Hugging Face Trending Models: Real-time reflection of what the community is downloading — new open-source models often appear here before they hit the news
Hugging Face Daily Papers: Community-voted daily paper picks — technical papers for new models almost always make the list
LLM Stats: Updated hourly, aggregates model release news from TechCrunch, VentureBeat, and other sources — see new models from the past 24 hours

Community

r/LocalLLaMA: The most active local model community on Reddit — first-hand benchmarks, quantized versions, and real-world phone test results mostly originate here
The comments section of Hugging Face Daily Papers also frequently hosts in-depth discussions with model authors and the community
Hugging Face Discord / EleutherAI Discord: Open-source model discussions, often with news earlier than official announcements

Newsletters

Import AI (Jack Clark): Weekly deep analysis of AI research papers, particularly good at interpreting new model architectures
Interconnects (Nathan Lambert): Focused on open-source models, RLHF, and training methodologies, with deep insights into the small model ecosystem

X/Twitter

@_akhaliq: The fastest individual account for new model and paper releases — nearly real-time
@rasbt (Sebastian Raschka): Small model architecture breakdowns and hands-on tutorials
@TheAhmadOsman: Focused on running LLMs locally, GPU benchmarks, inference optimization

Official Lab Blogs

Google AI Blog, Meta AI Blog, Microsoft Research Blog, Mistral Blog, Qwen Blog

Recommended strategy: use Hugging Face Trending and LLM Stats to track new releases, check the numbers on Artificial Analysis or LiveBench, read community real-world feedback on r/LocalLLaMA, and subscribe to Import AI or Interconnects for trend analysis.
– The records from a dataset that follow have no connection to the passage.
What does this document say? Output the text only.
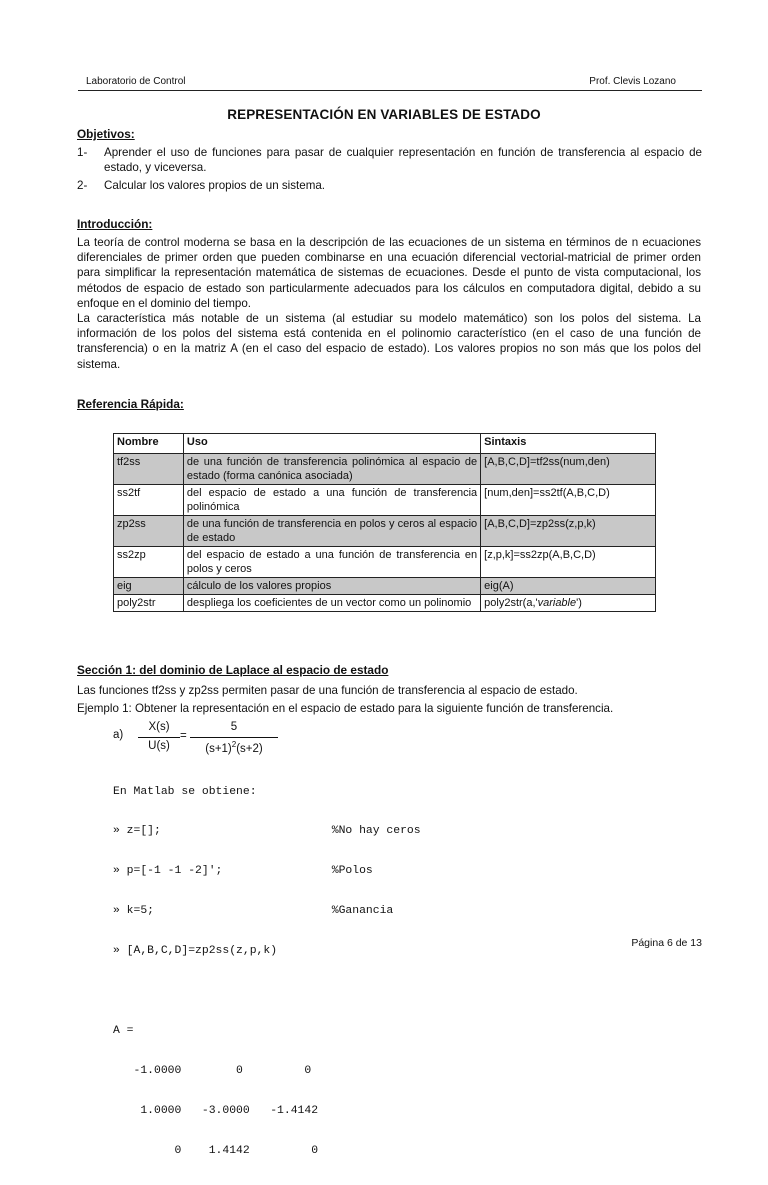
Laboratorio de Control	Prof. Clevis Lozano
REPRESENTACIÓN EN VARIABLES DE ESTADO
Objetivos:
1- Aprender el uso de funciones para pasar de cualquier representación en función de transferencia al espacio de estado, y viceversa.
2- Calcular los valores propios de un sistema.
Introducción:
La teoría de control moderna se basa en la descripción de las ecuaciones de un sistema en términos de n ecuaciones diferenciales de primer orden que pueden combinarse en una ecuación diferencial vectorial-matricial de primer orden para simplificar la representación matemática de sistemas de ecuaciones. Desde el punto de vista computacional, los métodos de espacio de estado son particularmente adecuados para los cálculos en computadora digital, debido a su enfoque en el dominio del tiempo.
La característica más notable de un sistema (al estudiar su modelo matemático) son los polos del sistema. La información de los polos del sistema está contenida en el polinomio característico (en el caso de una función de transferencia) o en la matriz A (en el caso del espacio de estado). Los valores propios no son más que los polos del sistema.
Referencia Rápida:
Nombre	Uso	Sintaxis
tf2ss	de una función de transferencia polinómica al espacio de estado (forma canónica asociada)	[A,B,C,D]=tf2ss(num,den)
ss2tf	del espacio de estado a una función de transferencia polinómica	[num,den]=ss2tf(A,B,C,D)
zp2ss	de una función de transferencia en polos y ceros al espacio de estado	[A,B,C,D]=zp2ss(z,p,k)
ss2zp	del espacio de estado a una función de transferencia en polos y ceros	[z,p,k]=ss2zp(A,B,C,D)
eig	cálculo de los valores propios	eig(A)
poly2str	despliega los coeficientes de un vector como un polinomio	poly2str(a,'variable')
Sección 1: del dominio de Laplace al espacio de estado
Las funciones tf2ss y zp2ss permiten pasar de una función de transferencia al espacio de estado.
Ejemplo 1: Obtener la representación en el espacio de estado para la siguiente función de transferencia.
a)
X(s)
U(s)
=
5
$(s+1)^2(s+2)$

En Matlab se obtiene:

» z=[];                         %No hay ceros

» p=[-1 -1 -2]';                %Polos

» k=5;                          %Ganancia

» [A,B,C,D]=zp2ss(z,p,k)

A =

-1.0000        0         0

1.0000   -3.0000   -1.4142

0    1.4142         0

Página 6 de 13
But ultimately, you need to test with your own data — benchmarks and real-world performance don’t always align.

The Big Picture

On-device LLMs in 2026 have moved from “tech demo” to “usable in specific scenarios.” The biggest difference from a year ago is Gemma 3n’s PLE technology and Qwen 3.5’s native multimodal support — the former lets large models fit into small memory, and the latter enables phones to process both text and images simultaneously.
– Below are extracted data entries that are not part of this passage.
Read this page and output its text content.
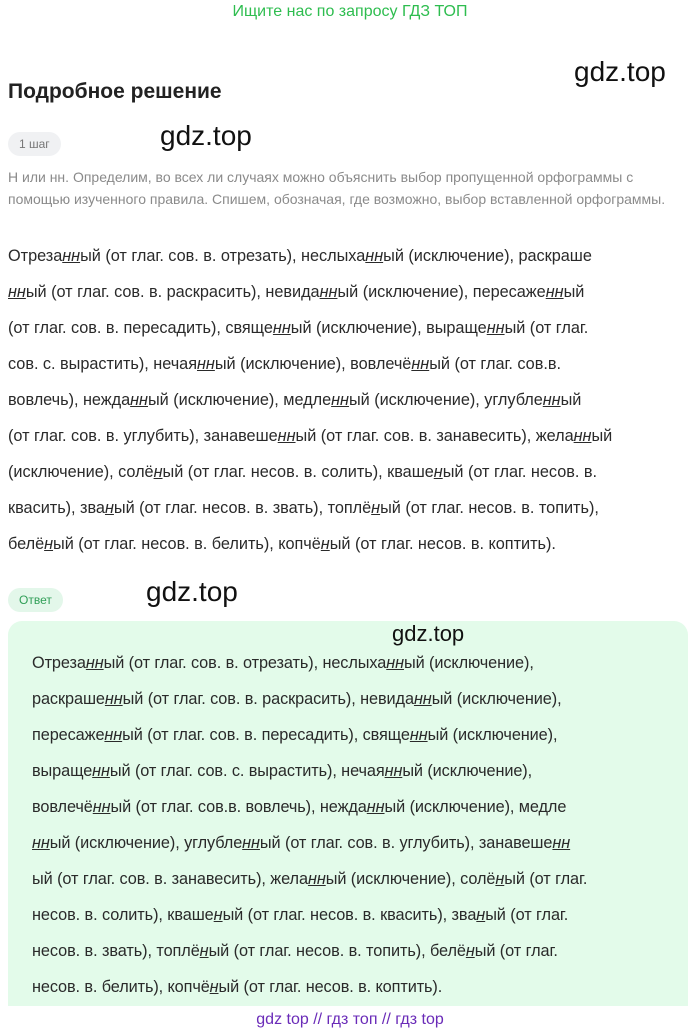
Ищите нас по запросу ГДЗ ТОП
gdz.top
Подробное решение
1 шаг	gdz.top
Н или нн. Определим, во всех ли случаях можно объяснить выбор пропущенной орфограммы с помощью изученного правила. Спишем, обозначая, где возможно, выбор вставленной орфограммы.
Отрезанный (от глаг. сов. в. отрезать), неслыханный (исключение), раскраше
нный (от глаг. сов. в. раскрасить), невиданный (исключение), пересаженный
(от глаг. сов. в. пересадить), священный (исключение), выращенный (от глаг.
сов. с. вырастить), нечаянный (исключение), вовлечённый (от глаг. сов.в.
вовлечь), нежданный (исключение), медленный (исключение), углубленный
(от глаг. сов. в. углубить), занавешенный (от глаг. сов. в. занавесить), желанный
(исключение), солёный (от глаг. несов. в. солить), квашеный (от глаг. несов. в.
квасить), званый (от глаг. несов. в. звать), топлёный (от глаг. несов. в. топить),
белёный (от глаг. несов. в. белить), копчёный (от глаг. несов. в. коптить).
Ответ	gdz.top
gdz.top
Отрезанный (от глаг. сов. в. отрезать), неслыханный (исключение),
раскрашенный (от глаг. сов. в. раскрасить), невиданный (исключение),
пересаженный (от глаг. сов. в. пересадить), священный (исключение),
выращенный (от глаг. сов. с. вырастить), нечаянный (исключение),
вовлечённый (от глаг. сов.в. вовлечь), нежданный (исключение), медле
нный (исключение), углубленный (от глаг. сов. в. углубить), занавешенн
ый (от глаг. сов. в. занавесить), желанный (исключение), солёный (от глаг.
несов. в. солить), квашеный (от глаг. несов. в. квасить), званый (от глаг.
несов. в. звать), топлёный (от глаг. несов. в. топить), белёный (от глаг.
несов. в. белить), копчёный (от глаг. несов. в. коптить).
gdz top // гдз топ // гдз top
The key tradeoff remains: how much quality are you willing to sacrifice for offline capability and privacy? For most applications, the most pragmatic strategy is to handle simple tasks on-device (classification, short replies, private data) and leave complex tasks to the cloud — a hybrid architecture makes more sense than going all-in on either side.